We usually write about digital healthcare services and technology in the U.S., the U.K., and Europe. Telemedicine in particular benefits patients, clinical staff, and healthcare facilities with cost-savings, efficiency, and improved access to care in many parts of the U.S. Even though telemedicine is a relatively new medical and health care delivery model in this country, the risks of COVID-19 have prompted many medical practices and institutions to offer telehealth services.

Swasth, a new not-for-profit organization in India, plans to employ telemedicine and other digital technologies to deliver health services to citizens throughout the country. India has a wealth of highly trained medical professionals, hospitals, and pharmaceutical companies, along with other healthcare ecosystem assets. Access to the healthcare system, however, is often difficult and too expensive for a large portion of India’s population. “Swasth” means “healthy” in Hindi. The Swasth mission statement bears repeating verbatim because of its immensity and potential for improved health for the second-largest population in the world:

“Our mission is to lay the foundation for a unified technology framework that will form the digital backbone for healthcare delivery in India and spawn a healthcare revolution. The aim is to digitally and instantly connect 1.3 billion Indians to the best doctors and best of healthcare products and services, at their time and convenience. This framework will also enable Doctors and Entrepreneurs to launch a wide plethora of healthcare businesses that would benefit the end customer in a multitude of ways.”

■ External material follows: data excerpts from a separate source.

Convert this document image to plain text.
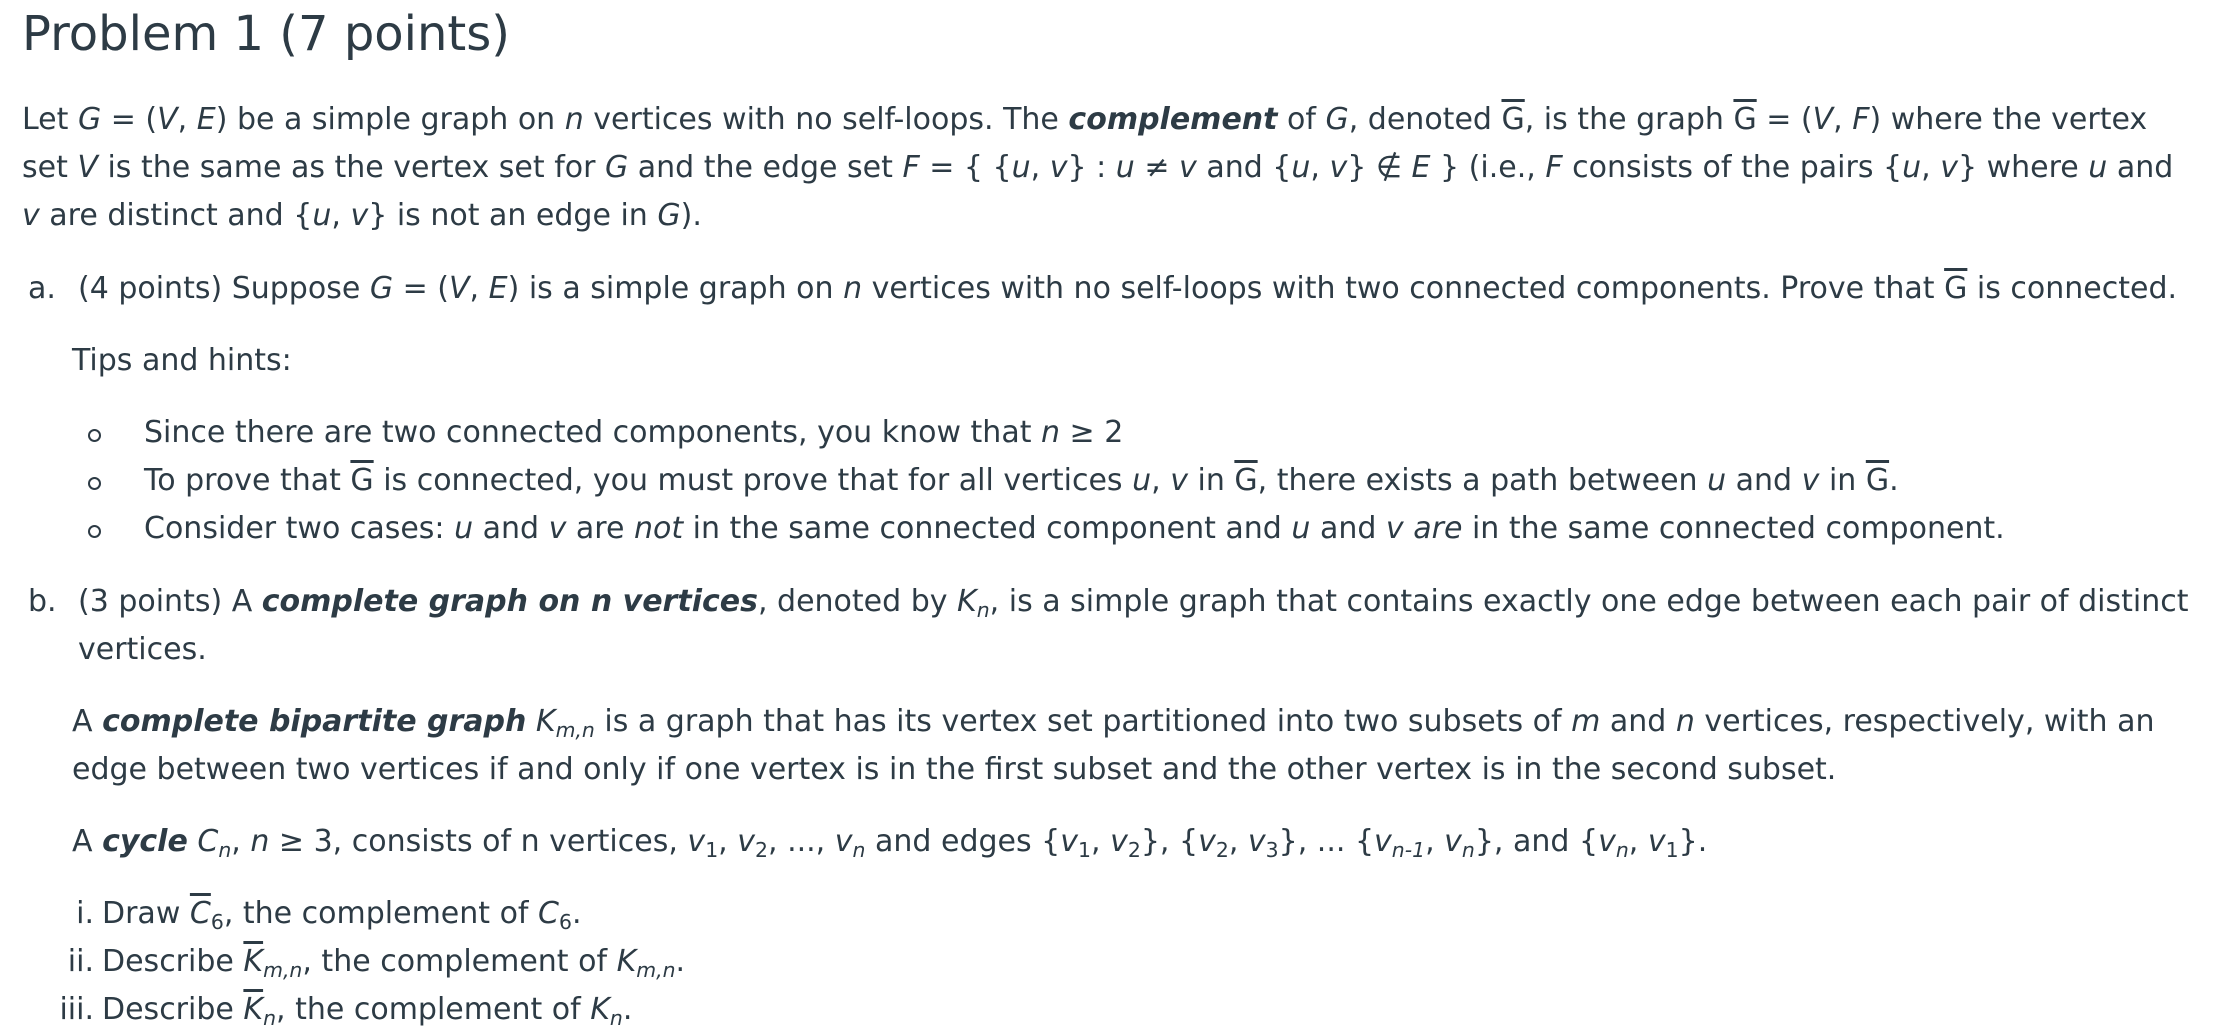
Problem 1 (7 points)

Let G = (V, E) be a simple graph on n vertices with no self-loops. The complement of G, denoted $\overline{G}$, is the graph $\overline{G} = (V$, F) where the vertex set V is the same as the vertex set for G and the edge set F = { {u, v} : u ≠ v and {u, v} ∉ E } (i.e., F consists of the pairs {u, v} where u and v are distinct and {u, v} is not an edge in G).

a. (4 points) Suppose G = (V, E) is a simple graph on n vertices with no self-loops with two connected components. Prove that $\overline{G}$ is connected.

Tips and hints:

Since there are two connected components, you know that n ≥ 2

To prove that $\overline{G}$ is connected, you must prove that for all vertices u, v in $\overline{G}$, there exists a path between u and v in $\overline{G}$.

Consider two cases: u and v are not in the same connected component and u and v are in the same connected component.

b. (3 points) A complete graph on n vertices, denoted by $K_n$, is a simple graph that contains exactly one edge between each pair of distinct vertices.

A complete bipartite graph $K_{m,n}$ is a graph that has its vertex set partitioned into two subsets of m and n vertices, respectively, with an edge between two vertices if and only if one vertex is in the first subset and the other vertex is in the second subset.

A cycle $C_n$, n ≥ 3, consists of n vertices, $v_1$, $v_2$, ..., $v_n$ and edges {$v_1$, $v_2$}, {$v_2$, $v_3$}, ... {$v_{n-1}$, $v_n$}, and {$v_n$, $v_1$}.

i. Draw $\overline{C}_6$, the complement of $C_6$.

ii. Describe $\overline{K}_{m,n}$, the complement of $K_{m,n}$.

iii. Describe $\overline{K}_n$, the complement of $K_n$.
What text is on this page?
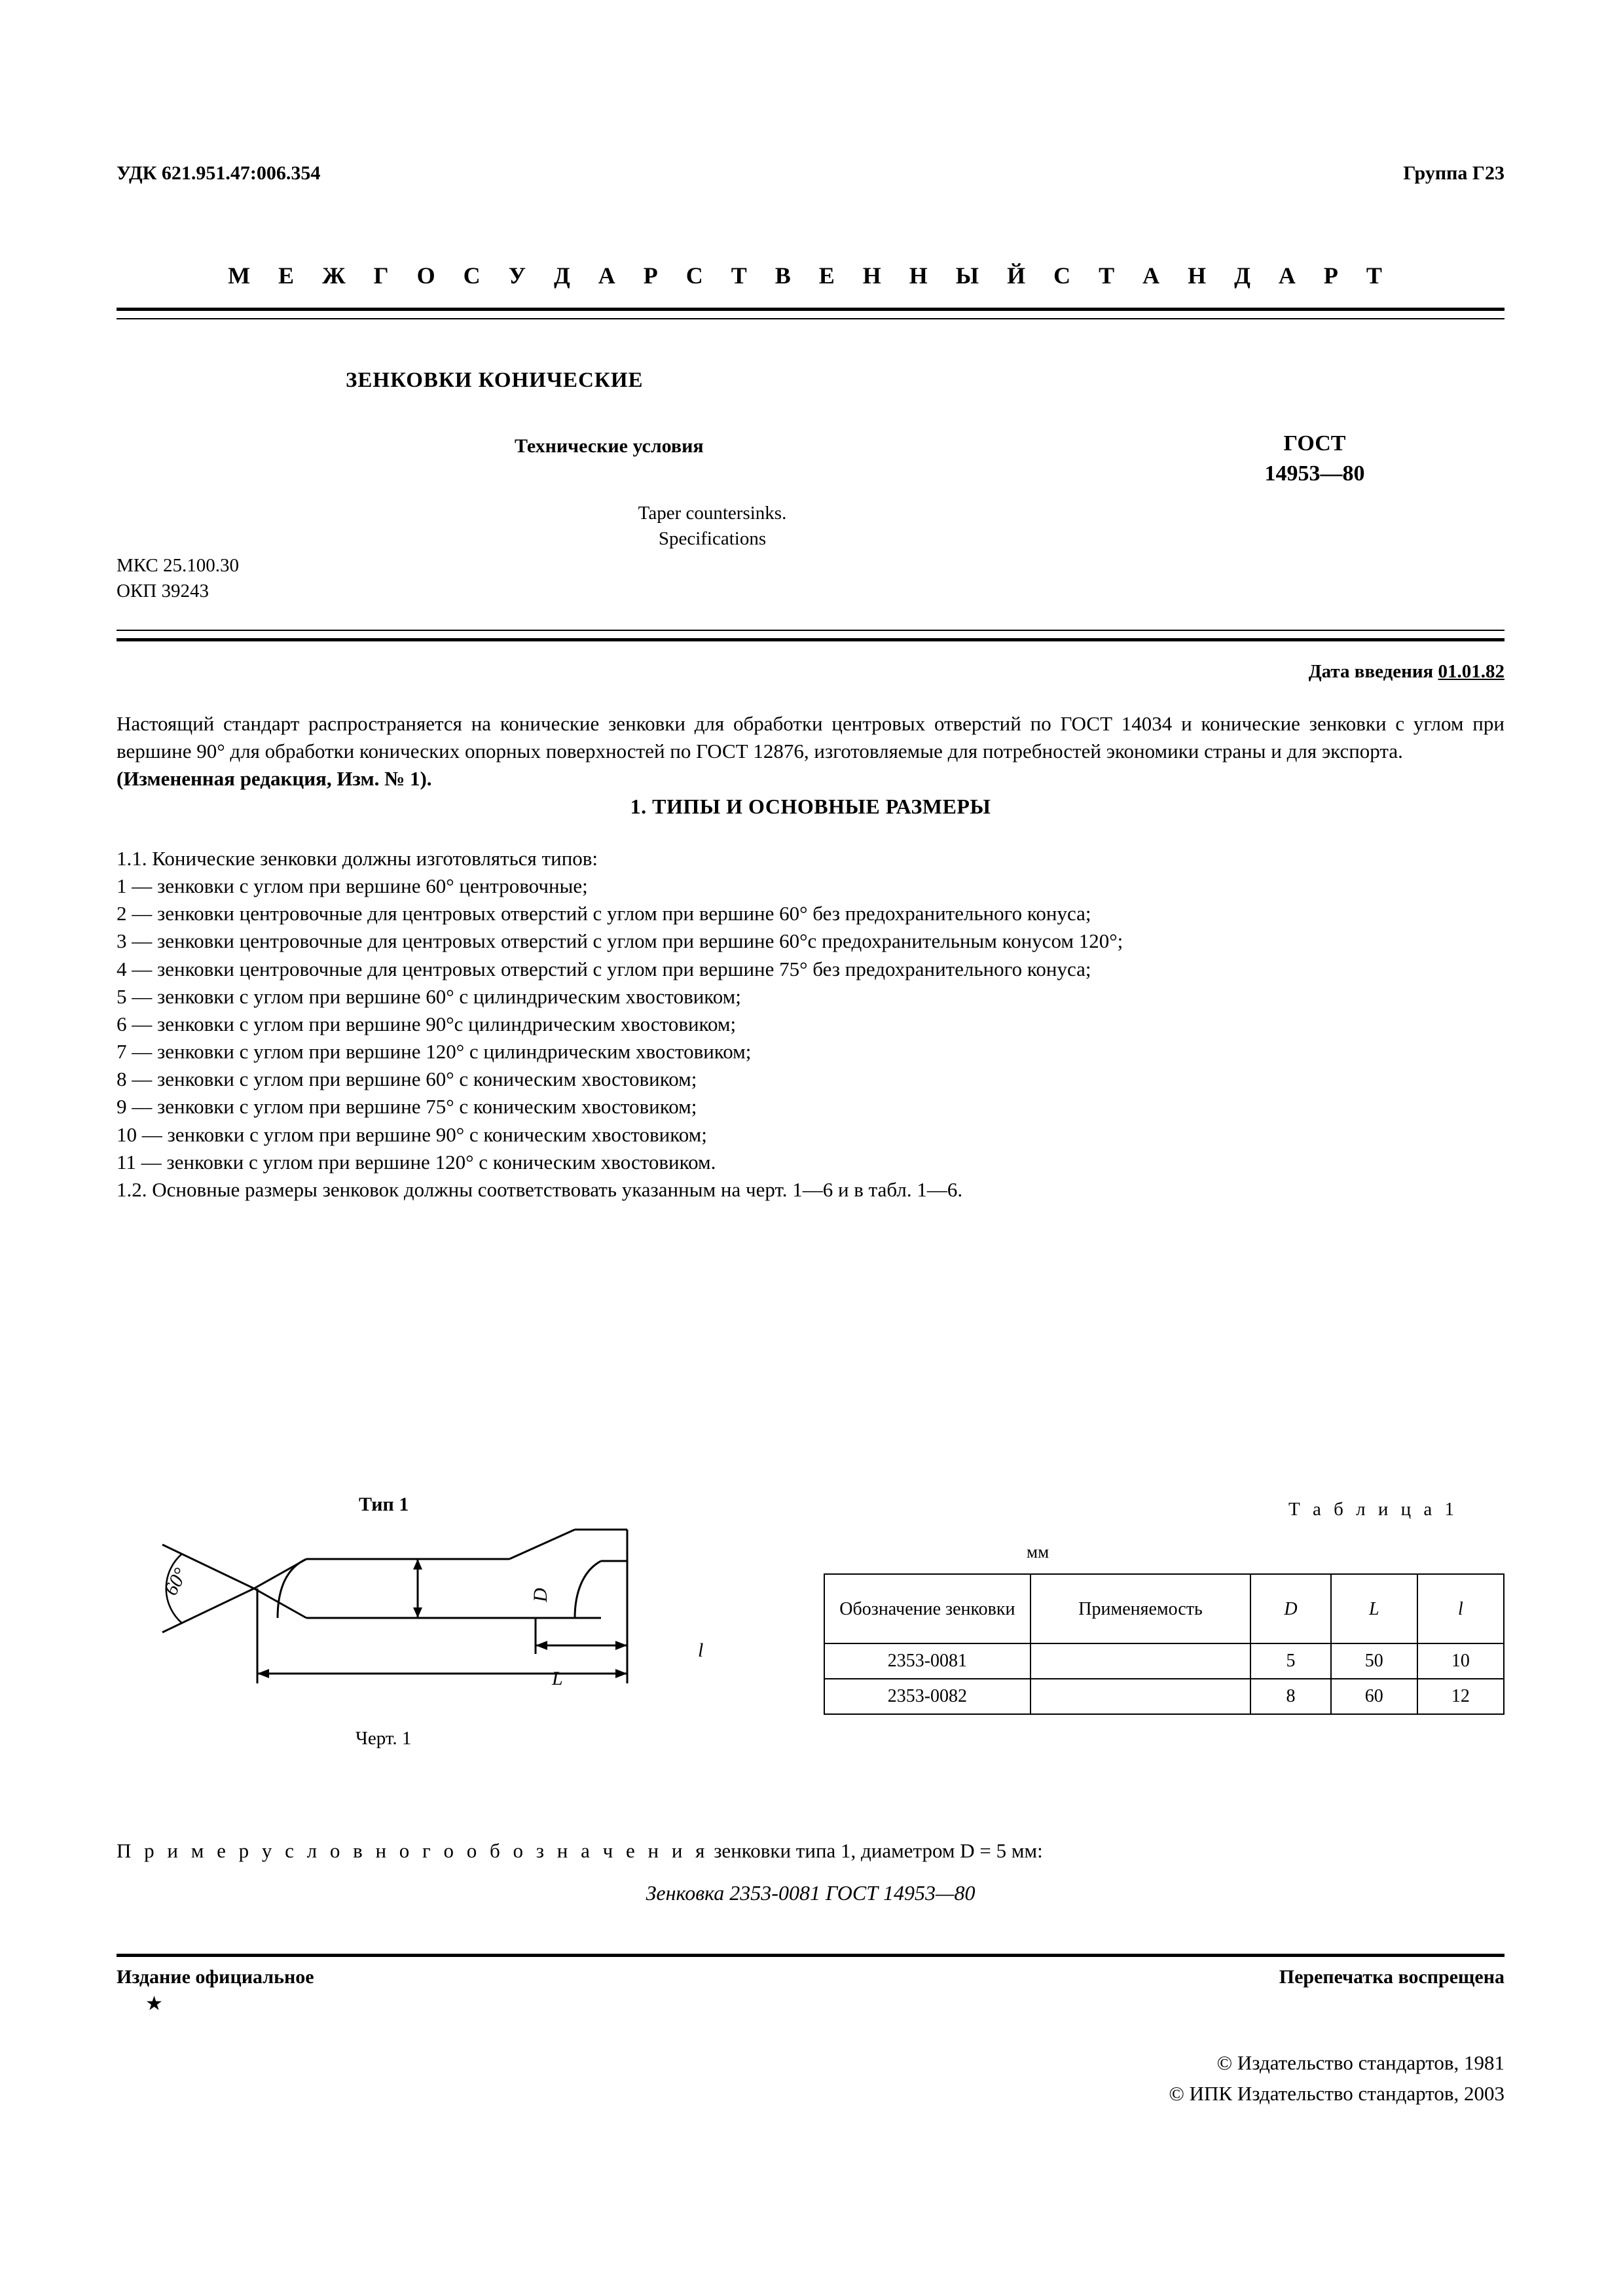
УДК 621.951.47:006.354	Группа Г23
М Е Ж Г О С У Д А Р С Т В Е Н Н Ы Й С Т А Н Д А Р Т
ЗЕНКОВКИ КОНИЧЕСКИЕ
Технические условия	ГОСТ
14953—80
Taper countersinks.
Specifications
МКС 25.100.30
ОКП 39243
Дата введения 01.01.82

Настоящий стандарт распространяется на конические зенковки для обработки центровых отверстий по ГОСТ 14034 и конические зенковки с углом при вершине 90° для обработки конических опорных поверхностей по ГОСТ 12876, изготовляемые для потребностей экономики страны и для экспорта.

(Измененная редакция, Изм. № 1).

1. ТИПЫ И ОСНОВНЫЕ РАЗМЕРЫ

1.1. Конические зенковки должны изготовляться типов:

1 — зенковки с углом при вершине 60° центровочные;

2 — зенковки центровочные для центровых отверстий с углом при вершине 60° без предохранительного конуса;

3 — зенковки центровочные для центровых отверстий с углом при вершине 60°с предохранительным конусом 120°;

4 — зенковки центровочные для центровых отверстий с углом при вершине 75° без предохранительного конуса;

5 — зенковки с углом при вершине 60° с цилиндрическим хвостовиком;

6 — зенковки с углом при вершине 90°с цилиндрическим хвостовиком;

7 — зенковки с углом при вершине 120° с цилиндрическим хвостовиком;

8 — зенковки с углом при вершине 60° с коническим хвостовиком;

9 — зенковки с углом при вершине 75° с коническим хвостовиком;

10 — зенковки с углом при вершине 90° с коническим хвостовиком;

11 — зенковки с углом при вершине 120° с коническим хвостовиком.

1.2. Основные размеры зенковок должны соответствовать указанным на черт. 1—6 и в табл. 1—6.

Тип 1
60°	D
L
l
Черт. 1
Т а б л и ц а 1
мм
Обозначение зенковки	Применяемость	D	L	l
2353-0081		5	50	10
2353-0082		8	60	12
П р и м е р у с л о в н о г о о б о з н а ч е н и я зенковки типа 1, диаметром D = 5 мм:
Зенковка 2353-0081 ГОСТ 14953—80
Издание официальное	Перепечатка воспрещена
★
© Издательство стандартов, 1981
© ИПК Издательство стандартов, 2003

ACT, (the Action COVID-19 Team) kick-started Swasth with an INR 10 Crores grant. The equivalent of US$1.3 million, the ACT grant amounts to $0.001 per person in India, but it’s a start. Swasth states that multiple additional foundations and funds have also offered support. Swasth also expects broad support from individuals and institutions as the initiative begins to make a difference. The first Swasth focus will be to establish a telemedicine platform to care for COVID-19 patients. The next step will be a plan for gradual expansion for all public health goals.

Digital health tech in the form of wearable sensors, AI-diagnostic support, pop-up clinics, and telemedicine networks all show great value in the U.S. and other relatively wealthy countries. The opportunity for health care improvements for a massive under-served population is even more inspiring.